Alla vendemmia (11 settembre)
sono state inoltre eseguite delle misurazioni relative al grado
zuccherino e al peso medio
degli acini, per valutare eventuali effetti negativi sulla produzione.
RISULTATI
Nella tesi testimone trattata
con acqua (tesi 10) l’indice di
fitotossicità variava da 0,08 in
data 23 luglio a 0,13 in data 27
agosto (figura 5). Il basso valore dell’indice e la sua sostanziale stabilità durante i tre periodi considerati stanno a significare che le eventuali alterazioni fogliari rilevate nelle
tesi a confronto sono da attribuire all’effetto dei trattamenti.
Kocide 2000 (tesi 1, 2, 3); l’effetto fitotossico risulta essere
proporzionale alla quantità di
rame metallo impiegata, sebbene le differenze nei valori dell’indice non risultino sempre
statisticamente significative. In
particolare:
· le tre diverse dosi di Kocide
2000 applicate in condizioni
meteorologiche ottimali (nel
primo pomeriggio in un giorno soleggiato e caldo) non
determinano differenze significative nei valori dell’indice di fitotossicità.

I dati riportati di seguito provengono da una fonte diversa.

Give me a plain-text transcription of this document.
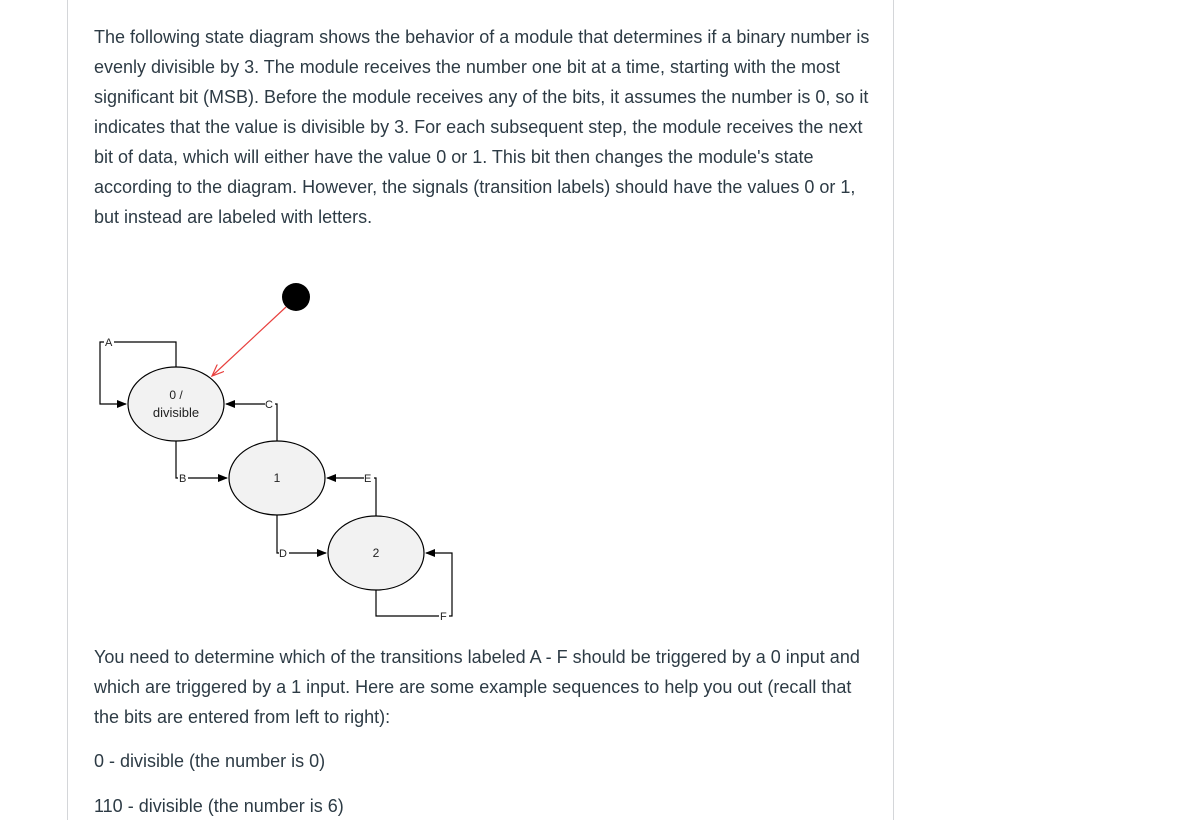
The following state diagram shows the behavior of a module that determines if a binary number is evenly divisible by 3. The module receives the number one bit at a time, starting with the most significant bit (MSB). Before the module receives any of the bits, it assumes the number is 0, so it indicates that the value is divisible by 3. For each subsequent step, the module receives the next bit of data, which will either have the value 0 or 1. This bit then changes the module's state according to the diagram. However, the signals (transition labels) should have the values 0 or 1, but instead are labeled with letters.

0 /
divisible
1
2
A
B
C
D
E
F

You need to determine which of the transitions labeled A - F should be triggered by a 0 input and which are triggered by a 1 input. Here are some example sequences to help you out (recall that the bits are entered from left to right):

0 - divisible (the number is 0)

110 - divisible (the number is 6)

· le stesse tre dosi di Kocide
2000 applicate nella seconda
situazione meteorologica
(nuvoloso con temperature
moderate) non hanno influito in modo marcato sull’incremento di fitotossicità. E’
stata riscontrata una differenza significativa fra la tesi 1 e
le tesi 2 e 3. Ciò potrebbe essere dovuto all’accumulo del
prodotto.
· I trattamenti con Kocide 2000
eseguiti con la terza situazione meteorologica (al mattino
con vegetazione umida) hanno incrementato in maniera
significativa la fitotossicità
con tutte le tre dosi di rame.
Kentan (tesi 4); pur essendo un
idrossido di rame al pari di
Kocide 2000, utilizzato a
dosaggi paragonabili (1200
contro 1400 g Cu++/ha) ha
manifestato una fitotossicità significativamente più elevata
nelle condizioni meno rischiose (prime due situazioni mete-
orologiche). Nessun incremento di danno è stato rilevato nella situazione più critica con
vegetazione umida.
Azuram (tesi 6) e Poltiglia
Bordolese Dispers (tesi 7), pur
essendo stati utilizzati alla stessa quantità di rame metallo per
ettaro (2000 g/ha), determinano un effetto sulla vegetazione completamente diverso.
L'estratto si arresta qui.